By Ben Messenger. Managing Editor Waste Management World
The department’s investigation began following a tip from the California Highway Patrol that large quantities of empty beverage containers were being transported from the Reno area to recycling centres in the Susanville area, including Bullseye Recycling, owned by Thomas Allen Glenn III and Shannah Lee Glenn.
Investigators conducted surveillance on Bullseye Recycling and two other local recyclers. CalRecycle said that its auditors followed up with a review of Bullseye Recycling’s business records and receipts. The investigators are said to have found that, on numerous occasions, Bullseye purchased more than 500 pounds (227 kg) of plastic containers from a single seller in a day, and more than 500 pounds of aluminium cans from a single seller in a day.
At the time, 500 pounds was the daily load limit for both plastic and aluminum, but those limits have since been reduced.

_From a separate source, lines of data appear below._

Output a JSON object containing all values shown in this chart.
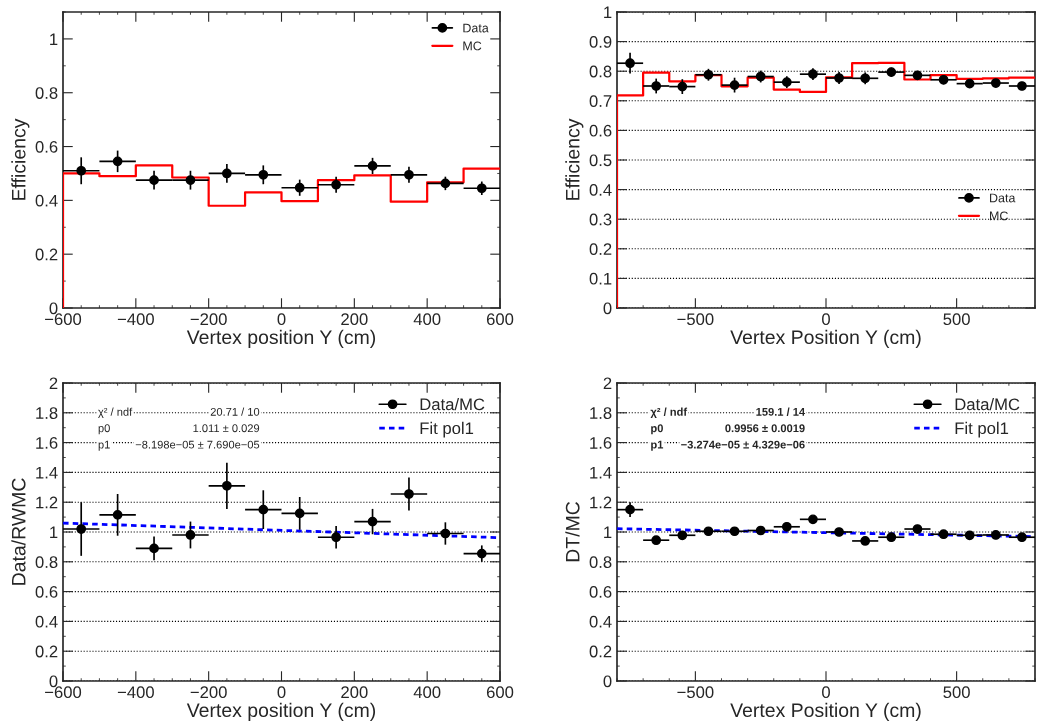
{
  "chart_data": [
    {
      "type": "scatter",
      "xlabel": "Vertex position Y (cm)",
      "ylabel": "Efficiency",
      "xlim": [
        -600,
        600
      ],
      "xticks": [
        -600,
        -400,
        -200,
        0,
        200,
        400,
        600
      ],
      "ylim": [
        0,
        1.1
      ],
      "yticks": [
        0,
        0.2,
        0.4,
        0.6,
        0.8,
        1
      ],
      "grid": false,
      "legend": "top right",
      "series": [
        {
          "name": "Data",
          "marker": "circle",
          "color": "#000000",
          "x": [
            -550,
            -450,
            -350,
            -250,
            -150,
            -50,
            50,
            150,
            250,
            350,
            450,
            550
          ],
          "values": [
            0.51,
            0.545,
            0.475,
            0.475,
            0.5,
            0.495,
            0.447,
            0.458,
            0.528,
            0.495,
            0.463,
            0.445
          ],
          "errors": [
            0.05,
            0.04,
            0.035,
            0.035,
            0.035,
            0.035,
            0.03,
            0.03,
            0.03,
            0.03,
            0.025,
            0.025
          ],
          "xerrors": [
            50,
            50,
            50,
            50,
            50,
            50,
            50,
            50,
            50,
            50,
            50,
            50
          ]
        },
        {
          "name": "MC",
          "type": "step",
          "color": "#ff0000",
          "x": [
            -600,
            -600,
            -500,
            -400,
            -300,
            -200,
            -100,
            0,
            100,
            200,
            300,
            400,
            500,
            600
          ],
          "values": [
            0,
            0.5,
            0.49,
            0.53,
            0.485,
            0.38,
            0.43,
            0.397,
            0.475,
            0.493,
            0.395,
            0.467,
            0.518,
            0.518
          ]
        }
      ]
    },
    {
      "type": "scatter",
      "xlabel": "Vertex Position Y (cm)",
      "ylabel": "Efficiency",
      "xlim": [
        -800,
        800
      ],
      "xticks": [
        -500,
        0,
        500
      ],
      "ylim": [
        0,
        1
      ],
      "yticks": [
        0,
        0.1,
        0.2,
        0.3,
        0.4,
        0.5,
        0.6,
        0.7,
        0.8,
        0.9,
        1
      ],
      "grid": "y",
      "legend": "lower right",
      "series": [
        {
          "name": "Data",
          "marker": "circle",
          "color": "#000000",
          "x": [
            -750,
            -650,
            -550,
            -450,
            -350,
            -250,
            -150,
            -50,
            50,
            150,
            250,
            350,
            450,
            550,
            650,
            750
          ],
          "values": [
            0.827,
            0.75,
            0.748,
            0.788,
            0.753,
            0.782,
            0.763,
            0.79,
            0.777,
            0.776,
            0.797,
            0.786,
            0.771,
            0.758,
            0.76,
            0.75
          ],
          "errors": [
            0.035,
            0.025,
            0.025,
            0.02,
            0.025,
            0.02,
            0.02,
            0.02,
            0.02,
            0.02,
            0.015,
            0.015,
            0.015,
            0.015,
            0.013,
            0.013
          ],
          "xerrors": [
            50,
            50,
            50,
            50,
            50,
            50,
            50,
            50,
            50,
            50,
            50,
            50,
            50,
            50,
            50,
            50
          ]
        },
        {
          "name": "MC",
          "type": "step",
          "color": "#ff0000",
          "x": [
            -800,
            -800,
            -700,
            -600,
            -500,
            -400,
            -300,
            -200,
            -100,
            0,
            100,
            200,
            300,
            400,
            500,
            600,
            700,
            800
          ],
          "values": [
            0,
            0.718,
            0.795,
            0.766,
            0.787,
            0.749,
            0.778,
            0.738,
            0.73,
            0.779,
            0.827,
            0.828,
            0.772,
            0.787,
            0.774,
            0.776,
            0.778,
            0.778
          ]
        }
      ]
    },
    {
      "type": "scatter",
      "xlabel": "Vertex position Y (cm)",
      "ylabel": "Data/RWMC",
      "xlim": [
        -600,
        600
      ],
      "xticks": [
        -600,
        -400,
        -200,
        0,
        200,
        400,
        600
      ],
      "ylim": [
        0,
        2
      ],
      "yticks": [
        0,
        0.2,
        0.4,
        0.6,
        0.8,
        1,
        1.2,
        1.4,
        1.6,
        1.8,
        2
      ],
      "grid": "y",
      "legend": "top right",
      "annotations": [
        "χ² / ndf",
        "20.71 / 10",
        "p0",
        "1.011 ± 0.029",
        "p1",
        "−8.198e−05 ± 7.690e−05"
      ],
      "series": [
        {
          "name": "Data/MC",
          "marker": "circle",
          "color": "#000000",
          "x": [
            -550,
            -450,
            -350,
            -250,
            -150,
            -50,
            50,
            150,
            250,
            350,
            450,
            550
          ],
          "values": [
            1.02,
            1.115,
            0.89,
            0.98,
            1.31,
            1.15,
            1.125,
            0.965,
            1.07,
            1.255,
            0.99,
            0.855
          ],
          "errors": [
            0.18,
            0.14,
            0.08,
            0.09,
            0.155,
            0.13,
            0.11,
            0.075,
            0.085,
            0.11,
            0.075,
            0.055
          ],
          "xerrors": [
            50,
            50,
            50,
            50,
            50,
            50,
            50,
            50,
            50,
            50,
            50,
            50
          ]
        },
        {
          "name": "Fit pol1",
          "type": "line",
          "color": "#0000ff",
          "line_style": "dashed",
          "x": [
            -600,
            600
          ],
          "values": [
            1.06,
            0.962
          ]
        }
      ]
    },
    {
      "type": "scatter",
      "xlabel": "Vertex Position Y (cm)",
      "ylabel": "DT/MC",
      "xlim": [
        -800,
        800
      ],
      "xticks": [
        -500,
        0,
        500
      ],
      "ylim": [
        0,
        2
      ],
      "yticks": [
        0,
        0.2,
        0.4,
        0.6,
        0.8,
        1,
        1.2,
        1.4,
        1.6,
        1.8,
        2
      ],
      "grid": "y",
      "legend": "top right",
      "annotations": [
        "χ² / ndf",
        "159.1 / 14",
        "p0",
        "0.9956 ± 0.0019",
        "p1",
        "−3.274e−05 ± 4.329e−06"
      ],
      "series": [
        {
          "name": "Data/MC",
          "marker": "circle",
          "color": "#000000",
          "x": [
            -750,
            -650,
            -550,
            -450,
            -350,
            -250,
            -150,
            -50,
            50,
            150,
            250,
            350,
            450,
            550,
            650,
            750
          ],
          "values": [
            1.15,
            0.945,
            0.978,
            1.005,
            1.005,
            1.01,
            1.035,
            1.085,
            1.0,
            0.94,
            0.965,
            1.02,
            0.985,
            0.978,
            0.98,
            0.965
          ],
          "errors": [
            0.05,
            0.01,
            0.01,
            0.01,
            0.01,
            0.01,
            0.01,
            0.01,
            0.01,
            0.01,
            0.01,
            0.01,
            0.01,
            0.01,
            0.01,
            0.01
          ],
          "xerrors": [
            50,
            50,
            50,
            50,
            50,
            50,
            50,
            50,
            50,
            50,
            50,
            50,
            50,
            50,
            50,
            50
          ]
        },
        {
          "name": "Fit pol1",
          "type": "line",
          "color": "#0000ff",
          "line_style": "dashed",
          "x": [
            -800,
            800
          ],
          "values": [
            1.022,
            0.969
          ]
        }
      ]
    }
  ]
}
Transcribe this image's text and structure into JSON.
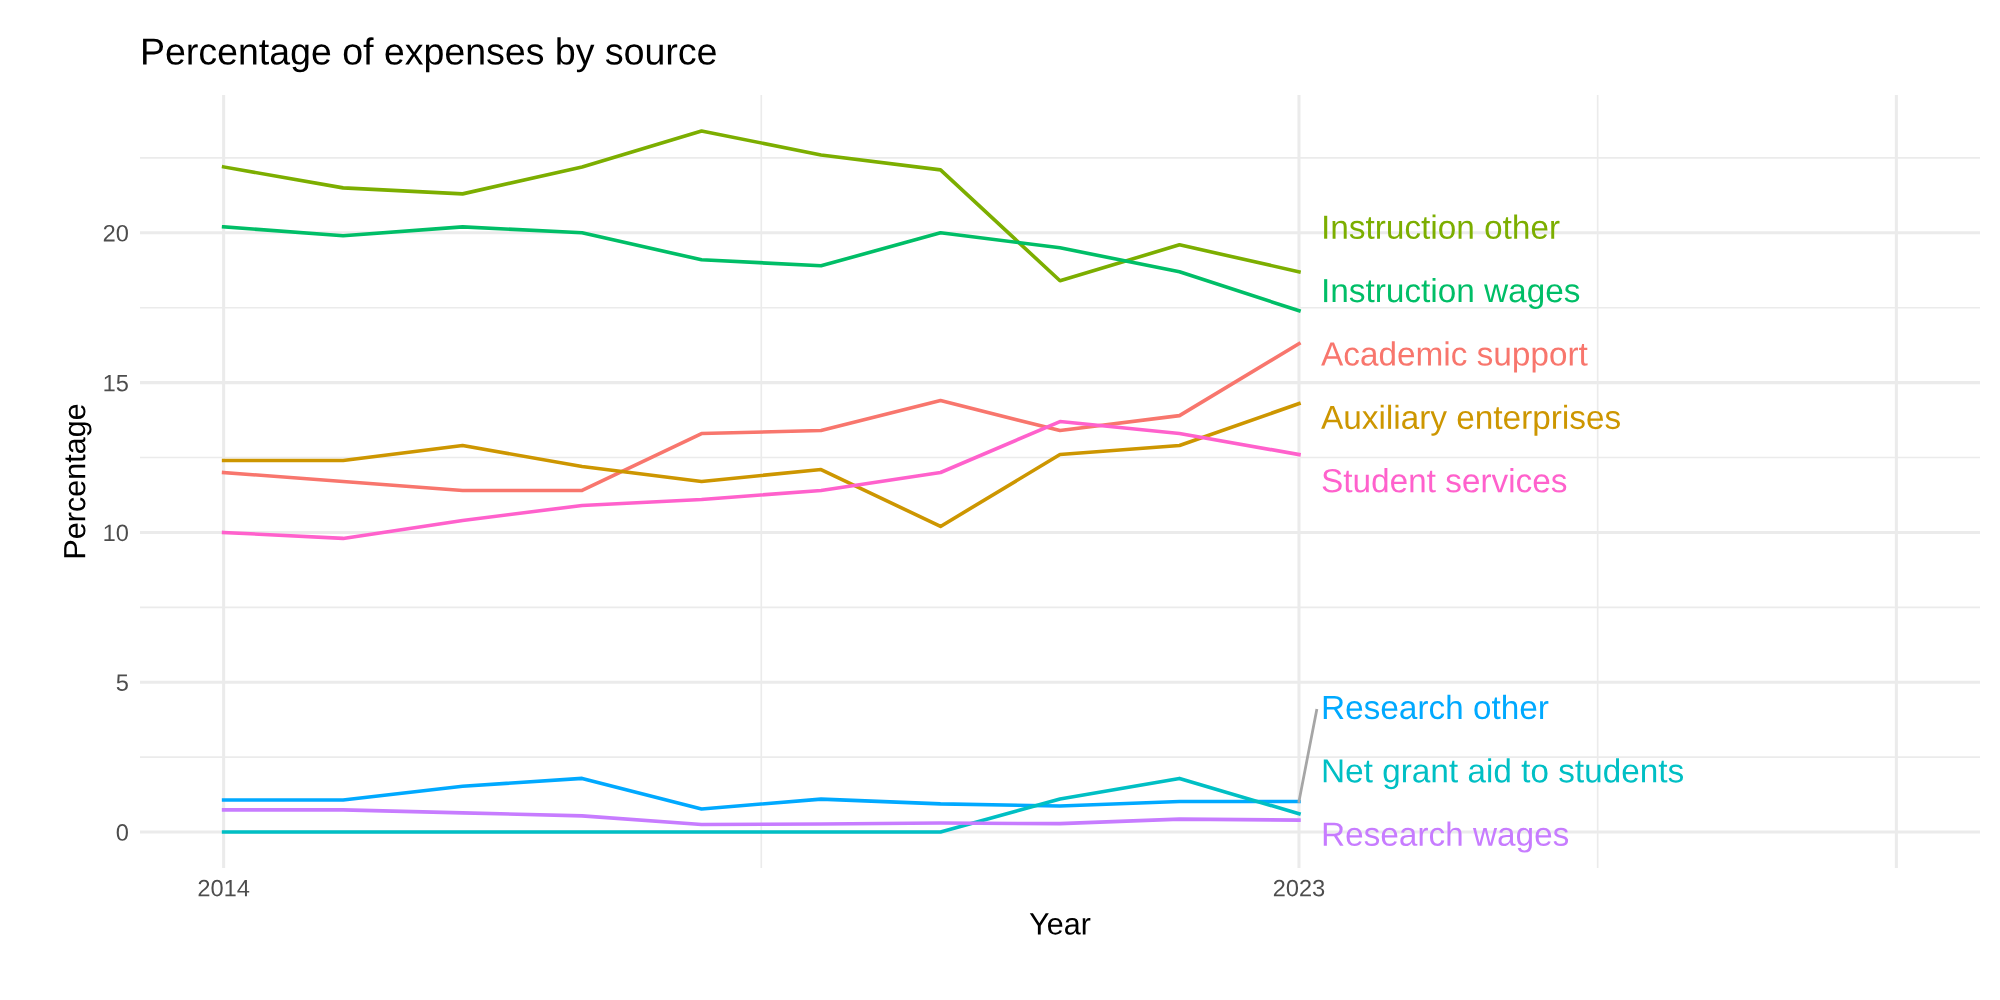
{
  "chart_data": {
    "type": "line",
    "title": "Percentage of expenses by source",
    "xlabel": "Year",
    "ylabel": "Percentage",
    "x": [
      2014,
      2015,
      2016,
      2017,
      2018,
      2019,
      2020,
      2021,
      2022,
      2023
    ],
    "xlim": [
      2013.3,
      2028.7
    ],
    "xticks": [
      2014,
      2023,
      {
        "value": 2028,
        "label": null
      }
    ],
    "ylim": [
      -1.2,
      24.6
    ],
    "yticks": [
      0,
      5,
      10,
      15,
      20
    ],
    "grid": true,
    "legend": false,
    "marker": "none",
    "line_style": "solid",
    "series": [
      {
        "name": "Instruction other",
        "color": "#7cae00",
        "values": [
          22.2,
          21.5,
          21.3,
          22.2,
          23.4,
          22.6,
          22.1,
          18.4,
          19.6,
          18.7
        ]
      },
      {
        "name": "Instruction wages",
        "color": "#00be67",
        "values": [
          20.2,
          19.9,
          20.2,
          20.0,
          19.1,
          18.9,
          20.0,
          19.5,
          18.7,
          17.4
        ]
      },
      {
        "name": "Academic support",
        "color": "#f8766d",
        "values": [
          12.0,
          11.7,
          11.4,
          11.4,
          13.3,
          13.4,
          14.4,
          13.4,
          13.9,
          16.3
        ]
      },
      {
        "name": "Auxiliary enterprises",
        "color": "#cd9600",
        "values": [
          12.4,
          12.4,
          12.9,
          12.2,
          11.7,
          12.1,
          10.2,
          12.6,
          12.9,
          14.3
        ]
      },
      {
        "name": "Student services",
        "color": "#ff61cc",
        "values": [
          10.0,
          9.8,
          10.4,
          10.9,
          11.1,
          11.4,
          12.0,
          13.7,
          13.3,
          12.6
        ]
      },
      {
        "name": "Research other",
        "color": "#00a9ff",
        "values": [
          1.07,
          1.07,
          1.53,
          1.79,
          0.77,
          1.1,
          0.94,
          0.87,
          1.02,
          1.02
        ]
      },
      {
        "name": "Net grant aid to students",
        "color": "#00bfc4",
        "values": [
          0,
          0,
          0,
          0,
          0,
          0,
          0,
          1.1,
          1.79,
          0.61
        ]
      },
      {
        "name": "Research wages",
        "color": "#c77cff",
        "values": [
          0.74,
          0.74,
          0.64,
          0.54,
          0.25,
          0.27,
          0.3,
          0.28,
          0.43,
          0.4
        ]
      }
    ]
  }
}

According to CalRecycle, on several occasions, Bullseye allowed the sellers to split the loads into multiple transactions to bring each sale below the 500 pound limit. Splitting loads in this manner is illegal. Investigators also found that Bullseye accepted and purchased out-of-state material, which is ineligible for CRV. Many of the transactions were for large volumes of material from repeat customers with out-of-state vehicle license plates.
Other counts in the administrative action against Bullseye focus on the company’s failure to keep proper receipts and other documents. For example, receipts that were reviewed during the audit did not include the total weight or count of materials by material type; the recycling centre’s certification number; or the date of sale. Receipts were not prepared for transactions of more than $100, as required by law.
CalRecycle said that it is undertaking a major and multipronged effort to protect the state’s Beverage Container Recycling Fund from fraud. As of 2014, the new per-person, per-day limits are 100 pounds (45 kg) of aluminium or plastic CRV-eligible containers, and 1000 pounds (450 kg) of CRV glass. Previously, the limits were 500 pounds of aluminium or plastic, and 2500 pounds of glass.
According to the department, aluminium and plastic, due to their relatively light weight, are the most common materials found in truckloads brought across California’s borders for illegal CRV redemption. New regulations also require anyone transporting a load of empty plastic or aluminium beverage containers weighing 25 pounds (11.3 kg) or more, or 250 pounds (113 kg) or more of glass into California, to pass through a California Department of Food and Agriculture quarantine inspection station and obtain and carry proof of inspection.
New training requirements have also been implemented for operators of recycling centres and processing facilities. “This is one more example to those who cheat that recycling fraud will not be tolerated,” commented Caroll Mortensen. CalRecycle.
“Our investigations of suspicious activity are ongoing, and we will continue to take action against those who steal from the recycling fund – both in civil cases such as this one, or by working with our law enforcement partners to pursue criminal convictions,” Mortensen continued.